2. Com vários jogadores lesionados (Pepe, Nakajima, Zé Luís, Danilo e, agora, Aboubakar) e promovendo cinco alterações no onze inicial, o jogo teve algumas dificuldades em assentar e começar a fluir.

3. A primeira parte não deixou boas recordações e de positivo teve apenas a rápida reacção ao golo sofrido. Golo esse inadmissível numa equipa como a do FC Porto. Que falha de marcação!

4. Talvez moralizados por essa reacção ao golo sofrido, que os próprios jogadores consideraram fundamental, o rendimento da equipa subiu na segunda parte. Mais confiança, mais certeza no passe, maior dinâmica, mais oportunidades. O golo da vitória surgiu com naturalidade e mais um ou outro podia ter aparecido.

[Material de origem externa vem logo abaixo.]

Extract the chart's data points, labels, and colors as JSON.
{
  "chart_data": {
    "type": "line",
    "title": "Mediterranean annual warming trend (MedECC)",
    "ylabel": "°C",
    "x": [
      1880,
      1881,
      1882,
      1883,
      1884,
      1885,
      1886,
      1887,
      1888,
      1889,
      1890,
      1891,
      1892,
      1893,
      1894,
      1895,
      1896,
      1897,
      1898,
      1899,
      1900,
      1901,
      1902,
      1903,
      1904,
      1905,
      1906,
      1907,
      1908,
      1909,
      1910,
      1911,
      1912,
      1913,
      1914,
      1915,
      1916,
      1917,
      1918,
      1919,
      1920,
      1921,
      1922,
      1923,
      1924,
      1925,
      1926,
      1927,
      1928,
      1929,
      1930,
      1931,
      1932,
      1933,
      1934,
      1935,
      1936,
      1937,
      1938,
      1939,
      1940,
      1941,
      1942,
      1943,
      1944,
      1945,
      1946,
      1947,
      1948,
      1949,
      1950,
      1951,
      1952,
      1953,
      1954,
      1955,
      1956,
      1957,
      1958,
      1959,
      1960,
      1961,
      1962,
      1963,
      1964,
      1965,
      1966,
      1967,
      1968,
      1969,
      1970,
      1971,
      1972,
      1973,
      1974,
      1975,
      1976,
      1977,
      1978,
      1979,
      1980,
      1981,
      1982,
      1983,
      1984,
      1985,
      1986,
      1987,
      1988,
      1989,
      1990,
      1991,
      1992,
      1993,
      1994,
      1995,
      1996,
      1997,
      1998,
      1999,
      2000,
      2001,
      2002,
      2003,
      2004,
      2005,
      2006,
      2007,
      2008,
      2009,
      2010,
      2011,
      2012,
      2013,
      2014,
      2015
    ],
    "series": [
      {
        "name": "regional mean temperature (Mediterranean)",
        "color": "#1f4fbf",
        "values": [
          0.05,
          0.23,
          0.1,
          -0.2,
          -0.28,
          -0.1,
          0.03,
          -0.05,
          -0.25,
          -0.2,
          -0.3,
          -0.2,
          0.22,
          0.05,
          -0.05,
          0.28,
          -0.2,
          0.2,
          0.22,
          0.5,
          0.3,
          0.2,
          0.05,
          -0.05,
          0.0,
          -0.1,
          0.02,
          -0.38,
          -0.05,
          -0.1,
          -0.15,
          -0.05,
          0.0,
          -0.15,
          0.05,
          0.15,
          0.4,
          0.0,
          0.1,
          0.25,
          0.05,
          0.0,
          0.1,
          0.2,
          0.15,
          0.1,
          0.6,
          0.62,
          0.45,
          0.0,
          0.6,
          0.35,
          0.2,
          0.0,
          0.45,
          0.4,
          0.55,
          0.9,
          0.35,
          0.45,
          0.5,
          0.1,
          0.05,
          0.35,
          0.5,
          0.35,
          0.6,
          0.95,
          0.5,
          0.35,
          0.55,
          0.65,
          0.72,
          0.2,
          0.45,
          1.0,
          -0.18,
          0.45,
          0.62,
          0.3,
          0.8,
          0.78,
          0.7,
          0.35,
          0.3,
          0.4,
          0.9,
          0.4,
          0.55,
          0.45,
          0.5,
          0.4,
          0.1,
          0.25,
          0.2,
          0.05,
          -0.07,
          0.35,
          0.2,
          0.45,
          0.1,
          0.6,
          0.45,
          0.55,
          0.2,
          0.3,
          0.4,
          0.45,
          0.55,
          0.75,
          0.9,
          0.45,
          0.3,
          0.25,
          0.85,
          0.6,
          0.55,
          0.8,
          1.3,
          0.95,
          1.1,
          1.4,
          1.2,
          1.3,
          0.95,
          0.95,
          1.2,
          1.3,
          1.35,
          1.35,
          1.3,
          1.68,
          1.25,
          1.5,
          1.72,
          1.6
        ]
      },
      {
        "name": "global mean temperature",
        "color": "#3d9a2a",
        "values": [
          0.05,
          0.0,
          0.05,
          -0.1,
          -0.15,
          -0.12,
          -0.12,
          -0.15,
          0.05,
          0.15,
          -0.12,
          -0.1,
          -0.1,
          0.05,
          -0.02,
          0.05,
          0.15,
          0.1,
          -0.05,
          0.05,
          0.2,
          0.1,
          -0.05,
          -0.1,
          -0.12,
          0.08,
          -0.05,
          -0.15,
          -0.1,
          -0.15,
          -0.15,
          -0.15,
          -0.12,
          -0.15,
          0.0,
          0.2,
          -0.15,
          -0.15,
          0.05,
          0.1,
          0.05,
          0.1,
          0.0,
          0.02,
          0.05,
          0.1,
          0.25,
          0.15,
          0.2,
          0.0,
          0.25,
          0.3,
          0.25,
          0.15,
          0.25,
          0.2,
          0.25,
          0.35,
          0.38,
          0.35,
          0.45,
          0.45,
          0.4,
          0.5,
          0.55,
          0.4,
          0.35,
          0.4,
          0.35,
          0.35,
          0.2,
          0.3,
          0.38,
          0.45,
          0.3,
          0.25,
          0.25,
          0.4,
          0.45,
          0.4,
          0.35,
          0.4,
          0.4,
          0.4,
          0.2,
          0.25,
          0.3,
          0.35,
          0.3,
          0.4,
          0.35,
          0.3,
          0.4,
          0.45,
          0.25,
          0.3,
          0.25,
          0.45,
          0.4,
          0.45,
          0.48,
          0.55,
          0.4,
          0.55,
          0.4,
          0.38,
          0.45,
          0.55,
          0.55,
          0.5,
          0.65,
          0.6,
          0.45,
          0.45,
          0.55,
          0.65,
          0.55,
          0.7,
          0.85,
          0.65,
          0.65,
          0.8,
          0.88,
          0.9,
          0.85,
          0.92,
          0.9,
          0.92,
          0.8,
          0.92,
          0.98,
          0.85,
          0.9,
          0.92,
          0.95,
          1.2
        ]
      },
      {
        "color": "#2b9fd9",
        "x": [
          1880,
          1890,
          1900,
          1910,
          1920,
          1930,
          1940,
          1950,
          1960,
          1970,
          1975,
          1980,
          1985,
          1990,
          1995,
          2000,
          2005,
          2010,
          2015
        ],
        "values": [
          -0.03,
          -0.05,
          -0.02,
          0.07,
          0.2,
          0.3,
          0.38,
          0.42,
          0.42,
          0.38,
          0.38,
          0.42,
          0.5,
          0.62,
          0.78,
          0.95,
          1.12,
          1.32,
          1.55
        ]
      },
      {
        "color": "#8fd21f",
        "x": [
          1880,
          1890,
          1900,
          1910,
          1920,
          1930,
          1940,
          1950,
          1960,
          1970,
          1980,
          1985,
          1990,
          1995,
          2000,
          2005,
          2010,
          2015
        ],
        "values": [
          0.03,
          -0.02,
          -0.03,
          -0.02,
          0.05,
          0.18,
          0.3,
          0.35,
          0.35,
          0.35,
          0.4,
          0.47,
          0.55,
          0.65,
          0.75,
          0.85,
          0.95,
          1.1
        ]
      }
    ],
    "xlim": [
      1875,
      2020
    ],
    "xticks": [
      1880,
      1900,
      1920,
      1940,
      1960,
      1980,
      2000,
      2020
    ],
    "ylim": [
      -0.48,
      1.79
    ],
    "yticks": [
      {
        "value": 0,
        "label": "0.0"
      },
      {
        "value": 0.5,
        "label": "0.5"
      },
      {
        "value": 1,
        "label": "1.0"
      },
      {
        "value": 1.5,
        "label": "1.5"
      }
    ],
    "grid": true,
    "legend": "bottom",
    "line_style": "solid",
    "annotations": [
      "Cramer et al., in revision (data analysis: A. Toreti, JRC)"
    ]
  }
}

5. Ao contrário de outros encontros, em que o jogo pelas alas tem sido decisivo, o segredo desta vitória esteve na qualidade dos médios e no jogo interior. Sérgio Oliveira, Uribe, Romário Baró e Vítor Ferreira foram os jogadores mais preponderantes no jogo colectivo e foram eles os responsáveis pelas melhores fases da equipa, pelas melhores oportunidades e pelos golos. Que bom é ver a escola portista em acção! A qualidade de Vítor Ferreira não engana e só tenho pena de não podermos ver o Tomás Esteves em acção. Não deve andar longe de ser a melhor opção para aquele lugar.